Страница 19 из 23
– Сеньор Эрнесто, вы знаете, сколько и каких проблем мне приходилось решать за свою жизнь? А вот у вас, очень может быть, никаких проблем уже не будет никогда.
– В таком случае, сеньор Бельмонте, завтра все светское общество в Буэнос-Айресе узнает, как бесчестно вы поступили с доньей Селией. А также, кто истинный владелец плантации Матавердес. Ведь если вы скрываете этот факт, значит он для вас важен? Выдаете себя за владельца всего лишь доли собственности.
– Сеньор Эрнесто, законность нашей сделки по продаже плантации не сможет оспорить даже Верховный Суд этой страны. А что до моей роли – раскрытие ее будет для меня мелким неудобством, а вот для вас… Вам так хочется разгласить, что у вас в кармане нет абсолютно ничего, кроме долгов? И после найдутся глупцы, кто дадут вам в кредит хоть песо? А уж как будет смеяться столичное общество над жалобами бедного мужа, который не в силах сам восстановить справедливость!
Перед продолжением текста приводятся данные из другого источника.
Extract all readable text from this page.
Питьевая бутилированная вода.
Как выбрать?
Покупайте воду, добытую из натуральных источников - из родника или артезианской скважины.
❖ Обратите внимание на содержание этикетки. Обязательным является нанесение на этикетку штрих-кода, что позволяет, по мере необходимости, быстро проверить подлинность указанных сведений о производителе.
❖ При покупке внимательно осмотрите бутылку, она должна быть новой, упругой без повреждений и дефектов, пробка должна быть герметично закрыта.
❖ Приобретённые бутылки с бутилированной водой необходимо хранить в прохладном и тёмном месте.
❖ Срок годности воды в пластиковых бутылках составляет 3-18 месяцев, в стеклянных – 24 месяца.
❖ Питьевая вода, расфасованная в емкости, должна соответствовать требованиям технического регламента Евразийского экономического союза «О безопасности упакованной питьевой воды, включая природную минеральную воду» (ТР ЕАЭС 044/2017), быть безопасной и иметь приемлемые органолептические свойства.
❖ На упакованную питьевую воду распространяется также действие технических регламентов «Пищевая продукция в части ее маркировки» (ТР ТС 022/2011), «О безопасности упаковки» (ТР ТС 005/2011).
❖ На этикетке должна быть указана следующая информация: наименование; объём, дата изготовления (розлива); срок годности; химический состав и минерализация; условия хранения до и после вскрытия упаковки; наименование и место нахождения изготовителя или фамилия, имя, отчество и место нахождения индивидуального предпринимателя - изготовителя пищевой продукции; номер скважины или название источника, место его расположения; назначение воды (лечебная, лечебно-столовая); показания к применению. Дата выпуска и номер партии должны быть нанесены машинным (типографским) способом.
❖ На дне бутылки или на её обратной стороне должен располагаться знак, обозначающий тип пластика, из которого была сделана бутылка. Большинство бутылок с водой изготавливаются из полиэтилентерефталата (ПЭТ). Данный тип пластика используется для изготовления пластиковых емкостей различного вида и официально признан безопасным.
Хотите стать всеобщим посмешищем и неудачником – давайте! Я посмотрю и посмеюсь вместе со всеми.
– Сеньор Бельмонте, это просто не по-христиански! Морить голодом несчастного отца ваших любимых учеников.
– Могу предложить вам переселиться сюда, в свое родовое имение. Жилье и стол гарантирую.
– После Буэнос-Айреса? Я тут от скуки помру. Сеньор Бельмонте, а если… Если я вам нужен, как формальный владелец плантации, для представительских целей, то отчего я должен выполнять эту функцию бесплатно?
– Ну, если на то пошло, ваше право проживать в этом доме – которым вы не желаете воспользоваться, но тем не менее, оно есть! – тоже что-то стоит? Как и то, что вы называете себе совладельцем плантации Матавердес, не имея на это права – и я молчу. Но так и быть – я готов платить вам жалование управляющего. И ни песо больше!
– А, согласен! При условии, что первый платеж прямо сейчас – и лучше наличными, а не чеком… О, благодарю – вы истинно благородный кабальеро, дон Педро! С вашего позволения, я возвращаюсь в Буэнос-Айрес!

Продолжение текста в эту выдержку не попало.